Aug. 4: Five officials of the specialty investment firm Princeton/Newport Partners and a former bond trader in Drexel’s Beverly Hills office are indicted by a federal grand jury in New York on 35 counts of racketeering, fraud and conspiracy. It is the first use of the Racketeer Influenced and Corrupt Organizations Act (RICO) in a securities case. All six defendants deny any wrongdoing, and their lawyers charge that their clients were indicted only because they refused to cooperate with the continuing investigation of Drexel and Goldman Sachs.

Sept. 7: William Dillon, a former Merrill Lynch stockbroker, pleads guilty to a second count of wire fraud after admitting that he traded stock based on the contents of an investment column in undistributed copies of Business Week magazine.

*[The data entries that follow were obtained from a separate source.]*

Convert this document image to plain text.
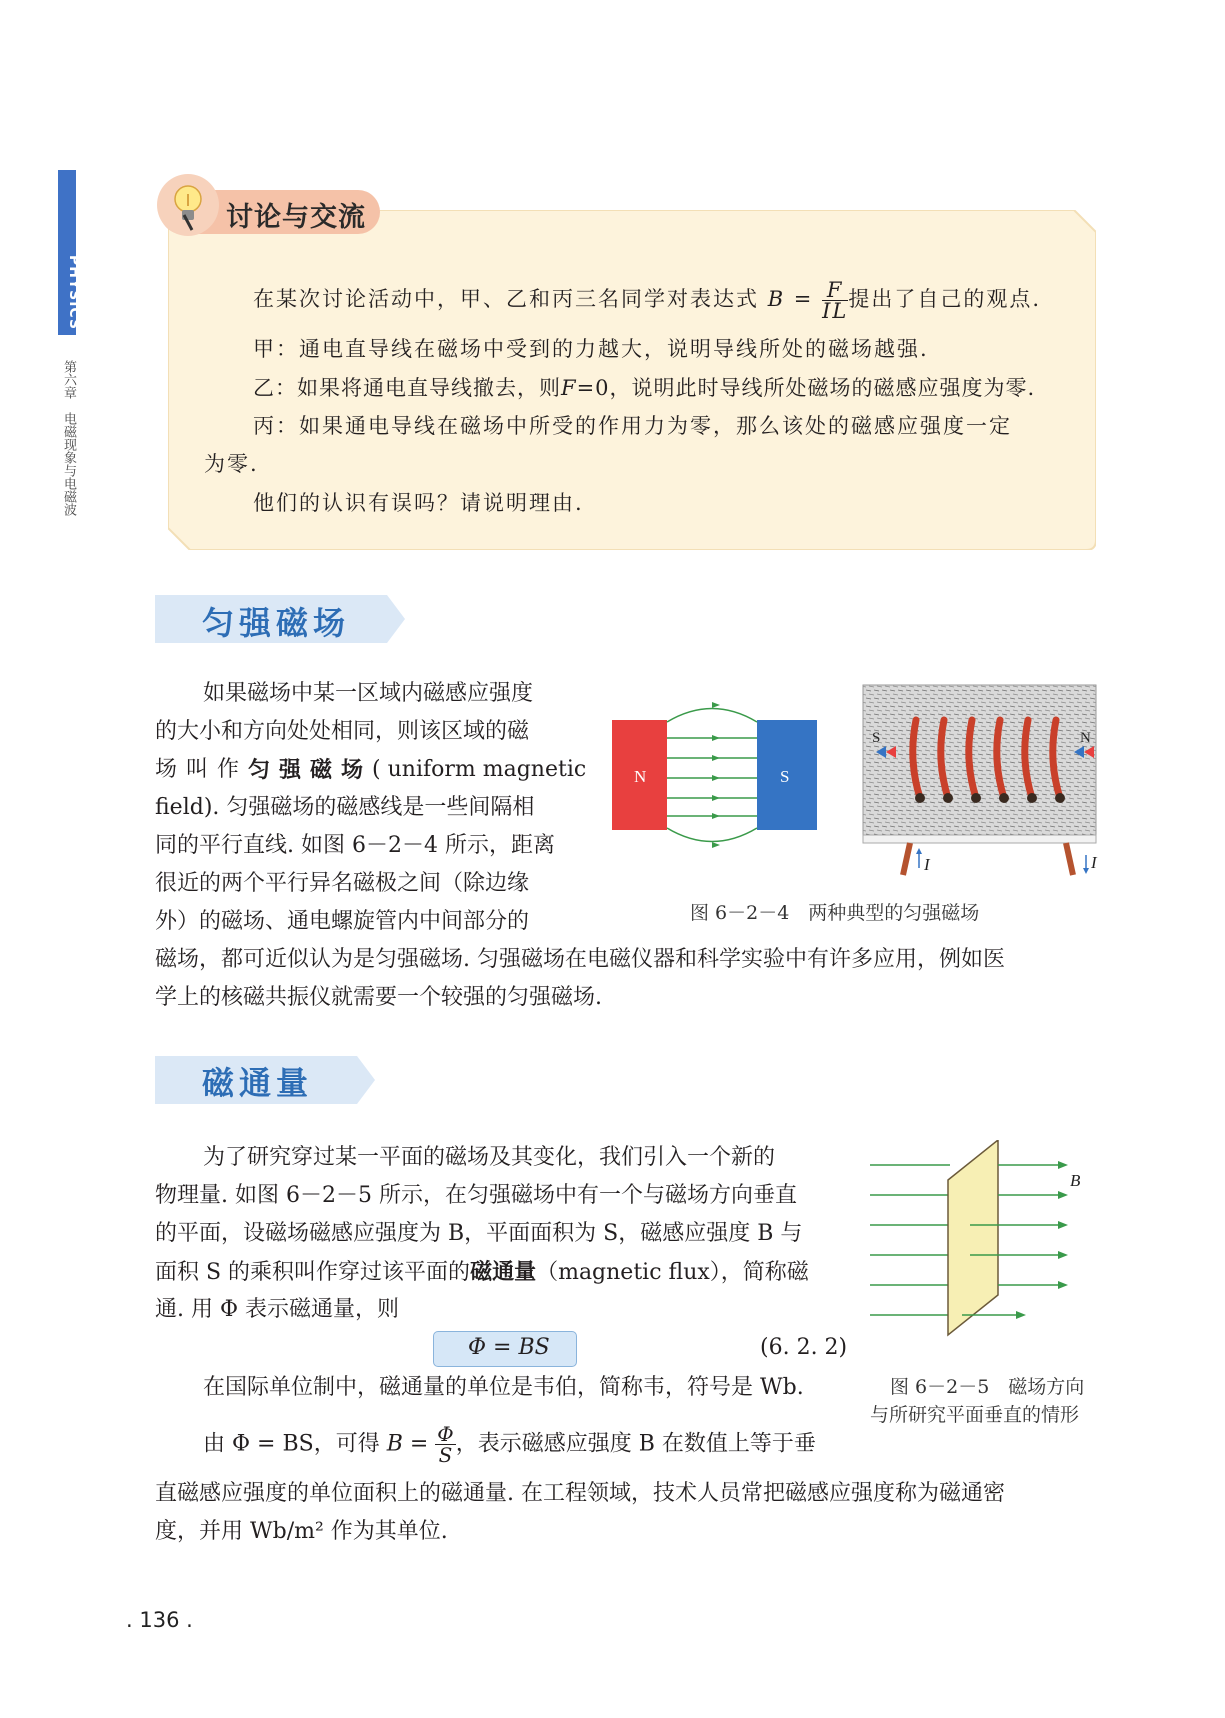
PHYSICS
第六章　电磁现象与电磁波
讨论与交流
在某次讨论活动中，甲、乙和丙三名同学对表达式 $B = \frac{F}{IL}$ 提出了自己的观点.
甲：通电直导线在磁场中受到的力越大，说明导线所处的磁场越强.
乙：如果将通电直导线撤去，则F=0，说明此时导线所处磁场的磁感应强度为零.
丙：如果通电导线在磁场中所受的作用力为零，那么该处的磁感应强度一定
为零.
他们的认识有误吗？请说明理由.
匀强磁场
如果磁场中某一区域内磁感应强度
的大小和方向处处相同，则该区域的磁
场叫作 匀强磁场 ( uniform magnetic
field). 匀强磁场的磁感线是一些间隔相
同的平行直线. 如图 6－2－4 所示，距离
很近的两个平行异名磁极之间（除边缘
外）的磁场、通电螺旋管内中间部分的
磁场，都可近似认为是匀强磁场. 匀强磁场在电磁仪器和科学实验中有许多应用，例如医
学上的核磁共振仪就需要一个较强的匀强磁场.
N	S
S	N
I	I
图 6－2－4　两种典型的匀强磁场
磁通量
为了研究穿过某一平面的磁场及其变化，我们引入一个新的
物理量. 如图 6－2－5 所示，在匀强磁场中有一个与磁场方向垂直
的平面，设磁场磁感应强度为 B，平面面积为 S，磁感应强度 B 与
面积 S 的乘积叫作穿过该平面的磁通量（magnetic flux），简称磁
通. 用 Φ 表示磁通量，则
Φ = BS	(6. 2. 2)
在国际单位制中，磁通量的单位是韦伯，简称韦，符号是 Wb.
由 Φ = BS，可得 $B = \frac{\Phi}{S}$ ，表示磁感应强度 B 在数值上等于垂
直磁感应强度的单位面积上的磁通量. 在工程领域，技术人员常把磁感应强度称为磁通密
度，并用 Wb/m² 作为其单位.
B
图 6－2－5　磁场方向
与所研究平面垂直的情形
. 136 .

Dillon is the first person to face criminal charges as a result of the Business Week investigation.

Sept. 7: Wang pleads guilty to three criminal counts, two of which are related to his passing inside tips to Lee.

Sept. 7: The SEC files a civil suit against Drexel, Milken and Posner, among others, alleging that they participated in a massive securities fraud. According to the charges, Drexel and Milken had a secret arrangement with Boesky in which at least 16 series of transactions were undertaken in violation of the securities laws from early 1984 to late 1986. The papers also charge that Posner and his son Steven, either directly or through Milken, arranged for Boesky to take positions in stocks.